From the Hortus deliciarum of Herrad of Landsberg (12th century)
"When a leader pisses off their bureaucracy's Old Marys, they're posing for their own statuary; they're finished."
©2020 by David A. Schmaltz - all rights reserved
History seems inscribed with leaders' footprints, it's all Napoleon this and Hannibal that without properly acknowledging those who greased the gears of great revolution and, more significantly, the Pax Romanas separating upheavals. Those gear greasers came from the ranks of competent ministers, folks well out of history's limelight who designed, constructed, and maintained the vast bureaucracies which competently administered societies. We find no statuary commemorating the savvy minister, no steeples erected in fond memory of the geeks who broke only paper trails, no continents named after the genius who invented double-entry bookkeeping, but without them the touted leaders could not possibly have succeeded at anything. In our present time, with pandemic sweeping the globe, the scrupulous statisticians and hospital administrators have contributed more to containing the contagion than all the leaders proclaiming impotent dominion over it. Send me one Old Mary and I'll comfortably replace a Pentagon filled with Five Stars and a carrier fleet of sailors.

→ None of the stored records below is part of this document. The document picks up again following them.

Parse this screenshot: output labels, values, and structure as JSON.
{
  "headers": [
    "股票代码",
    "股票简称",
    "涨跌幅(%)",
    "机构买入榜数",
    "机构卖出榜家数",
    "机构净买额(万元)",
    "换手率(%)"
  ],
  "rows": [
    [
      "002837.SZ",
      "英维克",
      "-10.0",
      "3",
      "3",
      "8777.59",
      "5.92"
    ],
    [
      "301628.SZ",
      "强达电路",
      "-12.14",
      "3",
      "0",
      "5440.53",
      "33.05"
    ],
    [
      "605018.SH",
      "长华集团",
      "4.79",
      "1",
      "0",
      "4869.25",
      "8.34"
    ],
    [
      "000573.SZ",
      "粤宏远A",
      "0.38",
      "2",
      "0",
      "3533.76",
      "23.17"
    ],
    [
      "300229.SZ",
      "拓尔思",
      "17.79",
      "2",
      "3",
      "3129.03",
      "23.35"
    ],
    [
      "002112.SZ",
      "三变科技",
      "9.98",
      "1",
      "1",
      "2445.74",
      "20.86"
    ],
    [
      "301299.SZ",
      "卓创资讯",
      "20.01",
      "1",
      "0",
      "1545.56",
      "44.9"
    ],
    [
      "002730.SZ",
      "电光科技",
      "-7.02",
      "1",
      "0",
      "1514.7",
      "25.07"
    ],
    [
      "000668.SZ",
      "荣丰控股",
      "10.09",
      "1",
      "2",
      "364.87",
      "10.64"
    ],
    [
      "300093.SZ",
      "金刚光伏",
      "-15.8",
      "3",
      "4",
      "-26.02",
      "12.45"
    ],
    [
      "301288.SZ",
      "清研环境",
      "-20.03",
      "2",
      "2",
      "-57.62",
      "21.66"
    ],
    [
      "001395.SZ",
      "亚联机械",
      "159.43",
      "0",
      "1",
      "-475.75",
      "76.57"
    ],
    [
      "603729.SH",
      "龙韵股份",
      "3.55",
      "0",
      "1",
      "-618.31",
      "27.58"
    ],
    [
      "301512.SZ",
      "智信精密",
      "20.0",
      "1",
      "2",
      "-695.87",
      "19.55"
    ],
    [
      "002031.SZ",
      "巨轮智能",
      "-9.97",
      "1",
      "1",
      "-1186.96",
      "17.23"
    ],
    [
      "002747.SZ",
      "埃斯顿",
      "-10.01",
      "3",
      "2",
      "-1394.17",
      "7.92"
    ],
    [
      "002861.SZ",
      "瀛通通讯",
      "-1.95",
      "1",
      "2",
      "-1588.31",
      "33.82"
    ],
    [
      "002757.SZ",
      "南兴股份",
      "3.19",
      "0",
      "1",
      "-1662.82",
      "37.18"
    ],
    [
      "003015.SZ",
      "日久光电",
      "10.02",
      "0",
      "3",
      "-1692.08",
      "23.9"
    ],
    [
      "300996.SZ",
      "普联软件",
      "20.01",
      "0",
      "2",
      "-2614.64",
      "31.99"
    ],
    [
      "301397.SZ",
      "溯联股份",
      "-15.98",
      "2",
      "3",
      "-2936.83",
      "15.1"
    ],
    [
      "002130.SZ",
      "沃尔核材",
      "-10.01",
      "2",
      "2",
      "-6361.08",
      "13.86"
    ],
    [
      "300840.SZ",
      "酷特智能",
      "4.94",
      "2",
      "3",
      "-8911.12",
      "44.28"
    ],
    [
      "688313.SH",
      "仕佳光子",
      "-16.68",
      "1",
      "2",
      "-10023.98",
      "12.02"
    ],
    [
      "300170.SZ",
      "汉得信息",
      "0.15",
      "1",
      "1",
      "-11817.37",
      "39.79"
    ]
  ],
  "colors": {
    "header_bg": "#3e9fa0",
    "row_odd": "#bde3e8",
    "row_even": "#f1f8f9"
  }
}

Back when The Muse worked in the property/casualty insurance industry, she interacted with many brokers and home office executives, but largely via their support staff, who typically reported to a matronly secretary who actually ran the operation, a role one broker referred to as "his Old Mary." Mary had spent her career covering for an ever-shifting cadre of current inhabitants of that corner office space, executives who were typically far more comfortable on the golf course than in the sub-basement accounting records stack, for Mary was the master of administration. Even though the executive held the title of leader of that particular function, he was more strategist than cost accountant, more the schmoozer than master of the mysterious procurement policy. He was helpless in office without the tirelessly beneficent efforts of his Old Mary.
The Muse learned that one never, ever pisses off The Old Mary, for she could be one's most fervent ally or most formidable enemy. She knew where every body was buried, and not only because she'd personally assassinated at least half of them, but because she knew just where to bury initiatives that could not possibly improve anything. If she was a champion of some suggestion, it invariably got done. If she despised it, nobody would ever be able to find any record of it ever having existed. Think Mash's Radar O'Reilly, for he was a prototypical Old Mary. And so it's been throughout the ages, the boss takes the credit while the mere support staff carries the actual weight of the world on their shoulders. They soldier on more diligently and quietly than any front line assault troops, which, by the way, wouldn't ever receive their supplies without an even larger army of logistical specialists subverting the formal system so that it might actually deliver as needed.
As the next Presidential election heats up, most attention will focus upon the candidates and their leadership rhetoric, with little consideration extended to questioning how competent of an administration each might muster. Our incumbent has been long on promotion and absolutely absent as an administrator. It takes neither the wisdom of Solomon nor the carpentry skills of Noah to eliminate a regulation, but both wisdom and skill to create a beneficial one. Replacing all the Old Marys under suspicion that they comprise a suspected Deep State leaves a leader with less than half-assed politicals with zero appreciation for the system they need to successfully subvert to succeed, people who naively believe that breaking a bureaucracy best serves their society's interests. Incompetent administration has always been the one ultimately unforgivable sin, and one no leader has ever been able to avoid without humbly accepting the inescapable primacy of many dedicated Old Marys. When a leader pisses off their bureaucracy's Old Marys, they're posing for their own statuary; they're finished.